Матушка. Он произнес это вслух, слово, которое не следовало бы произносить.
— Ты очень, очень на нее похожа. Как мне ее не хватает!
Он закрывает лицо ладонями и всхлипывает.
Я не нахожусь, что сказать. Ни разу в жизни не видела отца плачущим.
— Мне тоже ее не хватает.
Отец достает из кармана носовой платок и сморкается.
— Мне так жаль, малышка…
Но тут его лицо светлеет.
— Я приготовил тебе подарок на Рождество. Как думаешь, если я отдам его тебе раньше времени, будет ли это значить, что я тебя балую?
— Да, еще и как! — восклицаю я, стараясь хоть как-то поднять ему настроение. — И где он?
Отец подходит к старинной застекленной горке и дергает дверцы.
— Ох… заперто. Уверен, ключи лежат в комнате бабушки. Ты не могла бы принести их, дорогая?
Я несусь в комнату бабушки, нахожу ключи на ее ночном столике и возвращаюсь обратно. Руки отца дрожат так, что он с трудом может отпереть дверцы.
— Это драгоценности? — спрашиваю я.
— Можно и так сказать, мне кажется.
С некоторым усилием он открывает стеклянные дверцы и передвигает предметы, стоящие внутри, в поисках чего-то.

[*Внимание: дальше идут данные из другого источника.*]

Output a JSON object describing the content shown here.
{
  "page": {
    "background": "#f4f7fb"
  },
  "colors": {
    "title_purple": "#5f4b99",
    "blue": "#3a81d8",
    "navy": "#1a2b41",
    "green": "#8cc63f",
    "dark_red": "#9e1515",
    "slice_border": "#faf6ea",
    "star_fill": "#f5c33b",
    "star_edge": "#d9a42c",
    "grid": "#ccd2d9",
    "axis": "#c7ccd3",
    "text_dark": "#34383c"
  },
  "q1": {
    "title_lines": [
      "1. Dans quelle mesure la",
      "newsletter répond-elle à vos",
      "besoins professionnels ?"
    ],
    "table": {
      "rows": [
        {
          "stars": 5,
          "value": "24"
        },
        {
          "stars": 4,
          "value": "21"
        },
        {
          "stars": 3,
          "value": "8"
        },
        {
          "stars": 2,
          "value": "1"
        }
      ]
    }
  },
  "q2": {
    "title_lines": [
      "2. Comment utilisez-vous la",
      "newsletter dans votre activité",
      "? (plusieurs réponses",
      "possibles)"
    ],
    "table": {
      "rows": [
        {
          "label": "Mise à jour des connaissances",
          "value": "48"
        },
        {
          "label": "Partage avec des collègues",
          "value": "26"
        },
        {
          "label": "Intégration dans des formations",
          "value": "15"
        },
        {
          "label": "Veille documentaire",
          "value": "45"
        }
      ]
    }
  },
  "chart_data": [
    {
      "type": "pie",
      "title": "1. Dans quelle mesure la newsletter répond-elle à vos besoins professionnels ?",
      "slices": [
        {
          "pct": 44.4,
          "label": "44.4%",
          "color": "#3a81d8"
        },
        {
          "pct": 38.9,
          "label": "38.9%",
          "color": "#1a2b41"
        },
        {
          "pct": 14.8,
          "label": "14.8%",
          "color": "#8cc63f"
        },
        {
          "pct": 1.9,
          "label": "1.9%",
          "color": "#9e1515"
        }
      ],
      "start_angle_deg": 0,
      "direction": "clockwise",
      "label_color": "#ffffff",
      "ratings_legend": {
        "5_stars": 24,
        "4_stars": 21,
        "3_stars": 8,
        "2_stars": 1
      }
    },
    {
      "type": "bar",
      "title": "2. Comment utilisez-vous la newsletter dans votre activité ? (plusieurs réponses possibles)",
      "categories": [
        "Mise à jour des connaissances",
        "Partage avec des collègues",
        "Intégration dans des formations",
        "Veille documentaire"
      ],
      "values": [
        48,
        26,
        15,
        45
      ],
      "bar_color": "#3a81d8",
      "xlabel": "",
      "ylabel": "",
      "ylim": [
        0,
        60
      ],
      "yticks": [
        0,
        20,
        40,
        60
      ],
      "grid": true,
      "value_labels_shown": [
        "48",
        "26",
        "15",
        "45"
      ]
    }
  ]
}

— Куда же я это положил? Погоди-ка…
Он открывает незапертый ящик внизу и достает из него нечто, завернутое в красную бумагу, с веточкой остролиста под лентой.
— Надо же… она все время лежала там, в ящике.
Я кладу пакет на кушетку и срываю хрустящую бумагу. В свертке я нахожу экземпляр «Сонетов с португальского» Элизабет Баррет Браунинг.
— Ох, — выдыхаю я, надеясь, что в моем голосе не слышится разочарования. — Книга.
— Да, она принадлежала твоей матери. Это ее любимые стихи. Она обычно читала их мне по вечерам…
Он умолкает, не в силах продолжать.
— Отец?..
Он обнимает меня, прижимает к себе.
— Я так рад, что ты дома, Джемма…
Я чувствую, что должна что-то сказать, но что именно — не знаю.
— Спасибо за книгу, папа…
Он отпускает меня.
— Да. Наслаждайся ею. И… ты не могла бы отнести обратно ключи?
Входит миссис Джонс.
— Извините меня, сэр. Вот это только что принес посыльный, для мисс Джеммы.
— Да-да, — несколько раздраженно откликается отец.
Миссис Джонс подает мне сверток и письмо.
— Спасибо, — благодарю ее я.
В письме содержится официальное приглашение на ужин, адресованное бабушке.
Виконт и леди Денби были бы рады присутствию на ужине мистера Джона Дойла, миссис Уильям Дойл, мистера Томаса Дойла и мисс Джеммы Дойл — во вторник, семнадцатого, в восемь вечера. Мы были бы рады получить ответ.